Hadoop Custom Input format

Source: Internet
Author: User

The starting stage of a task is determined by InputFormat!

1. In the MapReduce framework, the role played by InputFormat:
– Cut the input data into logical shards (split), and a shard will be assigned to a separate mapper
– Provides an Recordreader object that reads <Key-Value> mapper from the Shard
Processing

Effects of 1.1InputFormat on mapper:
– Determines the number of mapper
– Determines the key and value received by the Mapper map function

1.2InputFormat:

InputFormat Source Interpretation:

Getsplits is responsible for dividing the input data to generate a set of shards
The object returned by Createrecordreader, responsible for reading from the Shard <Key-Value>

1.3InputSplit Source code Interpretation:

Inputsplit is an abstract class, and the class of shards inherits from it
Method GetLength () to get the size of the Shard
Method Getlocations () to get a list of locations where the shards are stored

2.MapReduce calling the run function of the Recordreader,mapper class

Mapper through the context to obtain key-value, while the context of the Nextkeyvalue,
The Getcurrentkey, Getcurrentkey method is the Recordreader object that is called InputFormat returned

3.InputFormat: Class Hierarchy

3.1FileInputFormat:

Fileinputformat is a subclass of InputFormat, and all input format classes that use files as data sources inherit
Since it
---implements the Getsplits method
The type of shard returned by the---is filesplit, which is a subclass of Inputsplit, with the description file path added, the Shard start position
of information
--- does not implement the Createrecordreader method, is an abstract class

Fileinputformat: Generating Shards

A shard is generated by default for each block of files on HDFs
---can be set by the job configuration parameters mapred.min.split.size and mapred.max.split.size to large
Small minimum and maximum values, after setting these two parameters, a shard may be generated for a contiguous block of files.
Causes the Shard size to be within the specified range.
---A shard contains blocks that come from only one file

4. The default input format for MapReduce is: Textinputformat

Textinputformat

Textinputformat is the default input format
? is a subclass of Fileinputformat that inherits its Getsplit method
? Createrecordreader returns the object of the Linerecordreader
– Each row of data generates a <key, value> record
–key: The byte offset of each data record in the data shard, the type is longwritable
–value: The content of each line, type is text

If there are tens of thousands of input files, then you need to call at least tens of thousands of mapper!

4.1 Custom input format to solve small file problems:

Combinefileinputformat

Combinefileinputformat is an input format for small file designs
? Inherits the class Fileinputformat
? Overridden The Getsplit method
– The Returned shard type is Combinefilesplit, which is a subclass of inputsplit and can contain paths to multiple files
? is an abstract class, writing a specific class requires implementing the Createrecordreader method
– The type of the recommended return value is Combinefilerecordreader, which is used to process a type of combinefilesplit
Chip
In the –combinefilerecordreader constructor, you also specify a recordreader to handle the intra-shard
The Single file

Combinefileinputformat: Generating Shards

Block with multiple different files in the output shard
? File Segmentation principle: http://blog.sina.com.cn/s/blog_5673f78b0101etz4.html

Custom Input Format Myinputformat:

Ensure that files are not split, and that each file is assigned to only one Shard
? A shard can contain multiple files
? Output of each <key, value> corresponding to a complete text file
–key: The category name to which the file belongs, the type is text
–value: Text content of the file, type

Hadoop Custom Input format

Related Article

Contact Us

The content source of this page is from Internet, which doesn't represent Alibaba Cloud's opinion; products and services mentioned on that page don't have any relationship with Alibaba Cloud. If the content of the page makes you feel confusing, please write us an email, we will handle the problem within 5 days after receiving your email.

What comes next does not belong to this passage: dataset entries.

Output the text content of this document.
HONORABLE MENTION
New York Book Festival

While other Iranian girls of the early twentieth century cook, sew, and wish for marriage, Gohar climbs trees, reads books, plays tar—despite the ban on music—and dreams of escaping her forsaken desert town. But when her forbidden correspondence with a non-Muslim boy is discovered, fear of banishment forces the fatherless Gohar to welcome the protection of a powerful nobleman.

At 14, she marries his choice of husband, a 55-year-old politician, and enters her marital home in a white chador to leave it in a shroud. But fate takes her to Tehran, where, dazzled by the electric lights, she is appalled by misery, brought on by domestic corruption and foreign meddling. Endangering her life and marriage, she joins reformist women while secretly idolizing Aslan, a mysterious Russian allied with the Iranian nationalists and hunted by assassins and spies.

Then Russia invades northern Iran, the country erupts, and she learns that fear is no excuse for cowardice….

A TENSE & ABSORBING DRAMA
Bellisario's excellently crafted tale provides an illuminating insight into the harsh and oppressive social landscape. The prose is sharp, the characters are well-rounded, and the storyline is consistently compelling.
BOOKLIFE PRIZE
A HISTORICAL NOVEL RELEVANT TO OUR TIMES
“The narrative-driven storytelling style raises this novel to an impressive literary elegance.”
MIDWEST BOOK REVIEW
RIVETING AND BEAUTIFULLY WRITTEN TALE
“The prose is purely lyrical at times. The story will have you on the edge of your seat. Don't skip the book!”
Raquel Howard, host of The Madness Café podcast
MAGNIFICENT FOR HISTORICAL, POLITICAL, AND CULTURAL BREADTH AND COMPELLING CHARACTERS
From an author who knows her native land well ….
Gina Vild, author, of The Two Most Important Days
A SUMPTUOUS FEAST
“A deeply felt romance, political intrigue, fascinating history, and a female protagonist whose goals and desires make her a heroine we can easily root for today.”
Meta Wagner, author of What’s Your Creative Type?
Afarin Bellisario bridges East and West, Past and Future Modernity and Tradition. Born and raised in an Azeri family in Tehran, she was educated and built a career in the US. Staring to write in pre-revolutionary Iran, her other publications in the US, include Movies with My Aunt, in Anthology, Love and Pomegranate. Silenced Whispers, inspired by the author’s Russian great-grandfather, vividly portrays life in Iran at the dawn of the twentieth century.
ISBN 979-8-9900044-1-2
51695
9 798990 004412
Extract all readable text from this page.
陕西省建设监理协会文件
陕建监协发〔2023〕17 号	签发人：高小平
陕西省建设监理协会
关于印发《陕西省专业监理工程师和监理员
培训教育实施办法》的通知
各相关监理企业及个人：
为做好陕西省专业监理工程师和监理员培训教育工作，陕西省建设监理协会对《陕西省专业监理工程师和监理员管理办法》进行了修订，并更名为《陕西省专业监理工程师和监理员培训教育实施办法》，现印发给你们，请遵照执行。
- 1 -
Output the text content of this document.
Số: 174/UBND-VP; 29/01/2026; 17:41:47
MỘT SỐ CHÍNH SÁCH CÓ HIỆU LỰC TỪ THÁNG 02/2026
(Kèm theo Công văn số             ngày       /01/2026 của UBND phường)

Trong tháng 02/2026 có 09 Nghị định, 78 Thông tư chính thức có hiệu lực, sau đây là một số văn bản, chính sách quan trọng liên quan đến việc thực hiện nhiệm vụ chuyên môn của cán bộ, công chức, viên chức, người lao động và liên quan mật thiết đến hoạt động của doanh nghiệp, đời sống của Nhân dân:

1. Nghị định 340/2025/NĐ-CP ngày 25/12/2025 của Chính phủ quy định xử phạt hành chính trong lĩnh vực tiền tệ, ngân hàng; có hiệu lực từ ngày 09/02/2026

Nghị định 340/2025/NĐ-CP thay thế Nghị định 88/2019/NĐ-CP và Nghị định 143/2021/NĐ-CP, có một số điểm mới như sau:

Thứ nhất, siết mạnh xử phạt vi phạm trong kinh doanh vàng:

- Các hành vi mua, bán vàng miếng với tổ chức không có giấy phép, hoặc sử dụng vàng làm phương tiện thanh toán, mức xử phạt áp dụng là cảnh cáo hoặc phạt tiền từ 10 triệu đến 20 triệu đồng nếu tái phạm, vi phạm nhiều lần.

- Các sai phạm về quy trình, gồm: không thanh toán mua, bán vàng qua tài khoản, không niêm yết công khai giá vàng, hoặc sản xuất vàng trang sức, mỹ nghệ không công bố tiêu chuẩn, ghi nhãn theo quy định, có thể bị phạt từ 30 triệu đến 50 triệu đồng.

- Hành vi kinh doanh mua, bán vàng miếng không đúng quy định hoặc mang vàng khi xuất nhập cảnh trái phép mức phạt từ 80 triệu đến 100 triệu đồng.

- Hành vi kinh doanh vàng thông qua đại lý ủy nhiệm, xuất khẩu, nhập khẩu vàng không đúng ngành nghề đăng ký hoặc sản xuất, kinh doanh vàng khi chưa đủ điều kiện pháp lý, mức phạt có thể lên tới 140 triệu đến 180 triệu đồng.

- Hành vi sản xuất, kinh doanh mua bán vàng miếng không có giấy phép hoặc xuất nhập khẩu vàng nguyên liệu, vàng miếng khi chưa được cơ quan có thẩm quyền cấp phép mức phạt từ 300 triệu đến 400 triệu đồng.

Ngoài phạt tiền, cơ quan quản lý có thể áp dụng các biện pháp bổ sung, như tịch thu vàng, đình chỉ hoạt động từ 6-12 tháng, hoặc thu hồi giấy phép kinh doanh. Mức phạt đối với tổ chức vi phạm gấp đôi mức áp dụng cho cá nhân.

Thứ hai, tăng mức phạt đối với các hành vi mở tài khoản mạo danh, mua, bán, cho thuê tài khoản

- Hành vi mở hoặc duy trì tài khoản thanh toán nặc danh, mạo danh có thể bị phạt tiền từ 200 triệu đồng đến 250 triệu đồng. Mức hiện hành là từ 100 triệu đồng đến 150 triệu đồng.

If you find any instances of plagiarism from the community, please send an email to: info-contact@alibabacloud.com and provide relevant evidence. A staff member will contact you within 5 working days.

A Free Trial That Lets You Build Big!

Start building with 50+ products and up to 12 months usage for Elastic Compute Service

  • Sales Support

    1 on 1 presale consultation

  • After-Sales Support

    24/7 Technical Support 6 Free Tickets per Quarter Faster Response

  • Alibaba Cloud offers highly flexible support services tailored to meet your exact needs.